Bundan başka bir sorun daha vardı. Bantlar ne zamana kadar hareket ettirilecekti? Burada da ya belli bür süre sonra kontrol birimi bantları kendiliğinden durduracaktı, ya da kullanıcı bantların hareketini gördükten sonra başka bir komutla durduracaktı. Madem bantların hareketi kullanıcının görmesi içindi o zaman kullanıcı bantları durdursun dendi. Bunun için de başka bir mesaj tanımlandı. Mesajlar aslında çok masraflı şeyler değil ama isimleri düşündüğümüzden daha önemli. Sadece makineler arasında değil programcılar arasında da iyi bir iletişim için uygun isimler seçilmeli. Burada seçilen isimler de ilginçti. Sıfırlama için “sıfırlamayı başlat” şeklinde bir isim seçildi. Normalde bu tür bir işlem için seçilecek bir isim değil. Aslında “sıfırla” gibi bir isim daha uygun. Bir terslik olduğu daha buradan belliydi. Diğer mesaj da “sıfırlamayı bitir” ismini aldı. Bu da ters bir isim çünkü bu komut gönderildiğinde aslında sıfırlama işlemi çoktan bitmiş olmalı (Bitmemiş olma ihtimaline girmek istemiyorum bile). Bu komutun doğru adı “bandı durdur” olabilirdi ama o zaman da bu komutun her zaman (normal üretim sırasında da) verilebileceği izlenimi oluşabilirdi ki bu da doğru değil. Her ne kadar felsefeyi biraz sevsek de bu isim konusunu çok uzun tartışmak istemediğimizden yukarıdaki “başlat” ve “bitir” komutlarını aldık ve mesajları programladık.

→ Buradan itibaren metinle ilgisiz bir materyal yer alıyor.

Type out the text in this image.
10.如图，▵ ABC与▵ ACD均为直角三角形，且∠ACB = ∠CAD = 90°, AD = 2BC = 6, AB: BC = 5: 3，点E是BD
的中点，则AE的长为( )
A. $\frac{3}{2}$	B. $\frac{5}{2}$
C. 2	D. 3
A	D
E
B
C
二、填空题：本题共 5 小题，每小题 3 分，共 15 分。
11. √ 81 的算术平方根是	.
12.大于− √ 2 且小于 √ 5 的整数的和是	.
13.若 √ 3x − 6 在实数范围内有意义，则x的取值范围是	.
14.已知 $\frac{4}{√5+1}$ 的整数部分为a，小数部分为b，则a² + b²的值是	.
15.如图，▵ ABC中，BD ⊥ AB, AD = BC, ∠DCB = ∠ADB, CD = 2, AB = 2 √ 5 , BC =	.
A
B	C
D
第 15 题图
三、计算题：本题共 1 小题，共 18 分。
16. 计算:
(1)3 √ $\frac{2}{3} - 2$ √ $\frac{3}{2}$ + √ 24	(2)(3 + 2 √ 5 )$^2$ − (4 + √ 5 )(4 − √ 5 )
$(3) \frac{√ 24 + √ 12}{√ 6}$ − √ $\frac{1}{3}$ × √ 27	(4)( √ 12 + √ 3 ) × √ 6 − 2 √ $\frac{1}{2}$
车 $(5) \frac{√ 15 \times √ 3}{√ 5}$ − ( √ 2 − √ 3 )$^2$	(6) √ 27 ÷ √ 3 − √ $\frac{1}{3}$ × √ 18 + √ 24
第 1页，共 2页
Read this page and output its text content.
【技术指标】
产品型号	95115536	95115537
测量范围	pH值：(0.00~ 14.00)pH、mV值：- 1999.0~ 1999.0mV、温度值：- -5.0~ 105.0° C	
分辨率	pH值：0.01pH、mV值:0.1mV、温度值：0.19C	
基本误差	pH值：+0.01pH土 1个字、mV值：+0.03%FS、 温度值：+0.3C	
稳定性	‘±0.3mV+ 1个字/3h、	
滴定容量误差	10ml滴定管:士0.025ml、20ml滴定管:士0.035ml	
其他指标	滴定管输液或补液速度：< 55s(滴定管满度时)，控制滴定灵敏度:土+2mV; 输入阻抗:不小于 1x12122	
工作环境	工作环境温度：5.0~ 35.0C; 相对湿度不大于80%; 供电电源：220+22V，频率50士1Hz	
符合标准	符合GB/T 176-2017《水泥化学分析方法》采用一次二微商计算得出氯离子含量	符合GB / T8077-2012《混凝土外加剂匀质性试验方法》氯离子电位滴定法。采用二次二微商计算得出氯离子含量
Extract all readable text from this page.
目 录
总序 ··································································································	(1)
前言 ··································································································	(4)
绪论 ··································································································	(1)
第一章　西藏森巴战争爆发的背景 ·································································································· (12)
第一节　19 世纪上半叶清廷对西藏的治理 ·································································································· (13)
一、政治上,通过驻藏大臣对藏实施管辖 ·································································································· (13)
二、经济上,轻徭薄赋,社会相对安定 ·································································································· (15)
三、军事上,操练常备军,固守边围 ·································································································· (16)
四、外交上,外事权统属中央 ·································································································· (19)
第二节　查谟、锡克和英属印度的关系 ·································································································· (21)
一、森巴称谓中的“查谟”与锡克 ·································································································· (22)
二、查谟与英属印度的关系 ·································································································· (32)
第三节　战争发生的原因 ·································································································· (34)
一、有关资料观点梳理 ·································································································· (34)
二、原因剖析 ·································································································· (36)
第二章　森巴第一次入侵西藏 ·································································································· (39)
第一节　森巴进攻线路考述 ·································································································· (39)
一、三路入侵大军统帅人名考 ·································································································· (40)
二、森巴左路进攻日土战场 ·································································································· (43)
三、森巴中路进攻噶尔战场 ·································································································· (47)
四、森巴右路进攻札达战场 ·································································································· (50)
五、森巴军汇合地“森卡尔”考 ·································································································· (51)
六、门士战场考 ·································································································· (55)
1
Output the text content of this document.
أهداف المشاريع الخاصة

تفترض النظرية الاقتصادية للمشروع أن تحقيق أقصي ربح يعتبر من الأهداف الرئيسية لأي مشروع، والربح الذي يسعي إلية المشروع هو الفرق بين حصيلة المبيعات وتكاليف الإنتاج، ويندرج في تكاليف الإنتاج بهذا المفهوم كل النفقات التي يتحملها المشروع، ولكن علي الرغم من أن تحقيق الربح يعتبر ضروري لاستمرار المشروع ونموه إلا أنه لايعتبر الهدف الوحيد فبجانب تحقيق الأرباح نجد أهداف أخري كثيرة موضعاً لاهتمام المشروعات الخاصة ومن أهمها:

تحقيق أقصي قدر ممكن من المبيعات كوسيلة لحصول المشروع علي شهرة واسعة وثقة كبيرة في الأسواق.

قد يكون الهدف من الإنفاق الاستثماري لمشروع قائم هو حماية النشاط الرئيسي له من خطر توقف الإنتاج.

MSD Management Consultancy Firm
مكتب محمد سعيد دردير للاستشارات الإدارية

Yıllar sonra müşteriden yeni bir istek geldi. Kendi kullanıcı arabirimini programlamak istiyordu. Yeni sistem eski işlevleri yerine getirebilmeliydi. Mesajları ve haberleşme sistemini tanımlamaya başladık ve karşımıza yine sıfırlama komutu çıktı. Müşterinin kullanıcı arabirimini programlayan elemanla bunu konuştuk ve bir cevap mesajıyla bunu kolayca halledebileceğimizi söyledik. O da bunu mantıklı buldu ve müşteriyle konuşacağını söyledi. Ne yazık ki müşteriden yıllar önce aldığımız cevabın aynısı geldi. Bantlar hareket etmeli! Heralde yıllarca kullana kullana kullanıcılar bu sinyale o kadar alıştı ki yeni ve daha kolay bir şey istemiyorlardı ya da yeni şeyin eğitimi çok daha pahalı olacaktı. Detaylarını bilemiyorum ama şu anda “sıfırlamayı başlat” ve “sıfırlamayı bitir” diye iki mesaj programlıyorum.